The exmh mode of jedit is intended for composing email in conjunction with Brent Welch <welch@parc.xerox.com>'s excellent exmh mail reader, itself built upon MH. When you're done composing your mail, the exmh mode communicates with the running copy of exmh that invoked it, causing exmh to pop up its confirmation panel and (if you so choose) send your mail.
This document describes the exmh mode available with version 3.6/3.0 of jedit.
Usage
To use exmh mode, set your editor to `jedit -mode exmh -for &' in exmh's `Editor Preferences' panel (accessed from the `Preferences' button). exmh will strip off the ampersand and add its own name and then the name of the draft mail message file after the `-for' argument, and run jedit in the background.
When you tell jedit you're done with the message (by choosing `Done' or `Quit'), jedit will send the command `EditDialog filename' to exmh, where filename is the name of the draft message file. That tells exmh to bring up the `What Now?' panel asking whether you want to send the message.

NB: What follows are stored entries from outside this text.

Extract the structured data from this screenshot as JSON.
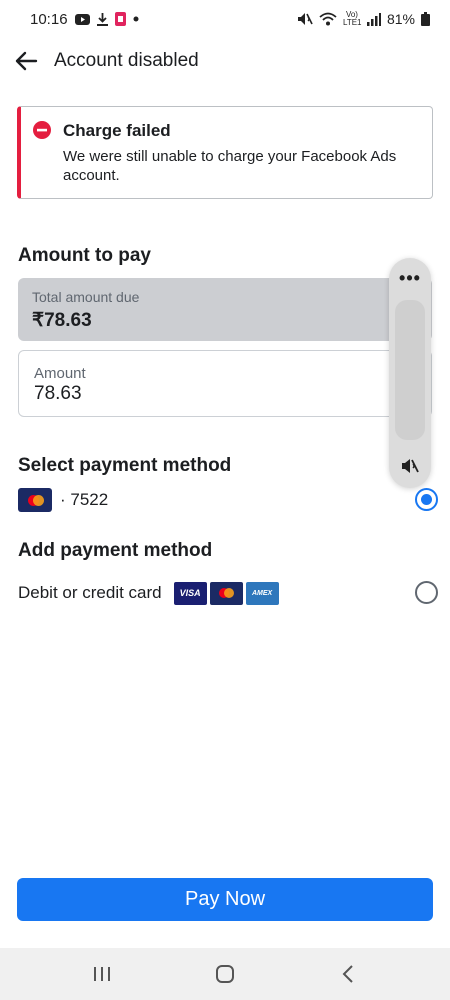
{
  "status_bar": {
    "time": "10:16",
    "signal_text": "Vo) LTE1",
    "battery": "81%"
  },
  "header": {
    "title": "Account disabled",
    "back_icon": "arrow-left-icon"
  },
  "alert": {
    "title": "Charge failed",
    "message": "We were still unable to charge your Facebook Ads account.",
    "icon": "minus-circle-icon",
    "accent_color": "#e41e3f"
  },
  "amount_section": {
    "heading": "Amount to pay",
    "total_due_label": "Total amount due",
    "total_due_value": "₹78.63",
    "amount_label": "Amount",
    "amount_value": "78.63"
  },
  "select_method": {
    "heading": "Select payment method",
    "card_suffix": "· 7522",
    "selected": true
  },
  "add_method": {
    "heading": "Add payment method",
    "option_label": "Debit or credit card",
    "logos": [
      "VISA",
      "mastercard",
      "AMEX"
    ],
    "selected": false
  },
  "footer": {
    "pay_label": "Pay Now",
    "accent_color": "#1877f2"
  }
}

The MH Menu and the Buttonbar
The exmh mode provides a mode¡specific `MH' menu and buttonbar. The buttonbar duplicates the commands on the menu (with terser names); what I say here about the menu commands also applies to the buttons.
Start Reply
The `Start Reply' command inserts the contents of the file @ in the current directory at the end of the message. (By MH convention, this should contain the message you're replying to.) The header is stripped from the file, and it's indented to indicate it's a reply. (See Bugs and Misfeatures.)
Sign Email
The `Sign Email' command inserts the contents of your ~/.signature file at the bottom of your mail. (The signature is automatically inserted in a fixed¡pitch font, in case you normally use a proportional font and you have ASCII graphics in your .signature, not that I recommend that practise. :-)
List Recipients
The `List Recipients' command saves your message and runs the MH whom(1) command on it, displaying the output. This can sometimes be useful in identifying typos in email addresses.
Insert Border
The `Insert Border' command inserts a row of spaced asterisks into your message. I sometimes use this when forwarding mail or copying snippets of files or a screen dump into mail.
Done
The `Done' command from the `Editor' menu is duplicated on the buttonbar for convenience, and on the `MH' menu for consistency.
The Tab Key
Hitting the Tab key while typing in your message takes you the first header field, whose contents are selected. Hitting Tab again (not too quickly!) will cycle through the header fields. If you have `Typing replaces selection' chosen on the jstools Global Preferences panel, this lets you easily fill in the header fields of your message.
Hitting Tab twice quickly, or hitting it when the last header field is selected, takes you directly to the end of your text.
Preferences
By default, the exmh mode displays breaks in long lines at character boundaries rather than just at word boundaries; this makes it a little easier to see if you have a line that's too long for email (assuming your window itself isn't too wide). Also, exmh mode will automatically insert newlines for you as you approach the right margin. (There are two different concepts here - whether real newlines are inserted, creating a new line even if you didn't hit the Return key, and how long lines are displayed on the screen. When you're composing email, it's a good idea not to let your lines get any longer than about 72 characters.)
Of course, you can change these preferences on jedit's Mode¡Specific Preferences panel.
See Also
The `mh' Mode
The `mail' Mode
Evolution
Bugs and Misfeatures
* Hardcoding Tab to jump to the header fields makes it hard to use dynamic abbreviations (or tabs, for that matter!).
* My quirky indentation style for quoting text should not be hardwired into exmh mode! This (and possibly the use of Tab to jump to the headers) should be a user preference; that will require changes to jedit's mode¡ and preference¡handling mechanisms.
Future Directions
* I hope to add creeping features. :-)
* I'd like to add MIME support, either based on Brent's code in exmh's built¡in editor, or based on code similar to that in jtagconvert.tcl.
* I'd like to put the headers on their own panel, separate from the body of the message. Of course, I'd want to do this in a sufficiently general way not to prevent people from adding headers like `Precedence:', `X-Face:', or `X-Opcode-of-the-Week:' if they choose.